この作品は、宇宙飛行士の月面での体験、帰還してからの自己忘却、そしてその後記憶を取り戻す過程を通して、言わば「至高体験」を表現したものです。 本作を通して、生を生き直す貴重な体験を、読者は得られます。
日野氏らしい、宇宙的想念が色濃く反映された作品であり、「闇が光(モノ)を倦みだす」という氏の哲学が傑出されています。月面での描写と、東京の西新宿のビルの地下にあるホームレスの住処の描写とをシンクロナイズさせる辺りがやはり日野氏の手腕です。SF小説というものは、ややもすると安っぽい作品になってしまう可能性が大きいものですが、本作での絶妙なバランス感覚、ただの妄想でなく現実的に月へと飛翔する時代となった東京の様子があまりにリアルです。看護婦である黄慧英(ホアン・ホエイン)や黄河、連翹そして月などの様々な「黄色」の描写が鮮やかに印象的で、美しく雄大です。また、最後の月から地球に着地する時のジョークが面白い。これは何か平野啓一郎氏の『顔の無い裸体たち』の最後のジョークの描写で参考にされているような気がします。

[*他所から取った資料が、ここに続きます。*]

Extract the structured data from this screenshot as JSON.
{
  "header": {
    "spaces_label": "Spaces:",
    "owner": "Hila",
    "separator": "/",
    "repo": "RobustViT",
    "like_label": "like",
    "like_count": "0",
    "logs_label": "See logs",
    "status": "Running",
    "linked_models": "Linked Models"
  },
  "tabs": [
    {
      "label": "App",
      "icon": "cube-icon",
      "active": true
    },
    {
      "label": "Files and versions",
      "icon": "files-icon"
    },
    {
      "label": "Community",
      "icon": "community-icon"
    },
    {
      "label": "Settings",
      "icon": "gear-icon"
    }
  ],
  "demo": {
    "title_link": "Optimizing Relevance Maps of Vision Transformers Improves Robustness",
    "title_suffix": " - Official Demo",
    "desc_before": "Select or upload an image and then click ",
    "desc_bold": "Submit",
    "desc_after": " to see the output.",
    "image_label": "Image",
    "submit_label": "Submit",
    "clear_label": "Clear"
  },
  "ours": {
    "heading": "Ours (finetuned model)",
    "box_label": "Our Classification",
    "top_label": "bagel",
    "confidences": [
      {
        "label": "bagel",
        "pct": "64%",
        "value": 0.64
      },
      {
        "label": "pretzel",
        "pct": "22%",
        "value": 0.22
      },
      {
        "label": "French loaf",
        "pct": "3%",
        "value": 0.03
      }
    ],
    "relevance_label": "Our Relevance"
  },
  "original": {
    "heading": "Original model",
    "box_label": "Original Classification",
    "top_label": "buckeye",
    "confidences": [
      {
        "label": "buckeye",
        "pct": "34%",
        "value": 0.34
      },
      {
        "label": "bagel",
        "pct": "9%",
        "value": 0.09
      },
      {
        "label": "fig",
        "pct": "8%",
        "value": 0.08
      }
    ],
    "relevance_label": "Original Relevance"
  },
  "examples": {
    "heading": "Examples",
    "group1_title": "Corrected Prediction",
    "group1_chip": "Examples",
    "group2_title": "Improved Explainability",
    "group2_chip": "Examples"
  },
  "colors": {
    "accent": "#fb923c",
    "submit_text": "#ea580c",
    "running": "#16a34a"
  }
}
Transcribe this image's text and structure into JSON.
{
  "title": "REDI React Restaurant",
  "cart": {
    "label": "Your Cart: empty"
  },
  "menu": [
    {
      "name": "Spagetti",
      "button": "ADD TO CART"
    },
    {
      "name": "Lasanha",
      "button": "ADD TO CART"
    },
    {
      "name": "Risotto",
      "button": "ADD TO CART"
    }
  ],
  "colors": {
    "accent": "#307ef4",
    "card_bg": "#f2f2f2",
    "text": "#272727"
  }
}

氏の作品を読んだ際には、舞台が東京であれば私は追体験をするのですが、本作での多摩センターの「神殿」を体験したいと思い、やはり行ってきました。そうしたら、本当に素晴らしい。こんな神秘的な場所が東京にあったのかと、驚きました。まさにシュールレアリスム作家。みなさんも、是非!
いずれにしても、当然この作品もそうですが、氏の作品を読んでいると、自分の中に無意識に抑制してきた過去が次々と立ち現れてきて、痛ましさと同時に懐かしさも感じさせられます。世界は危険で恐ろしく美しい。闇の中に光を感じて生きていこう。そう思いました。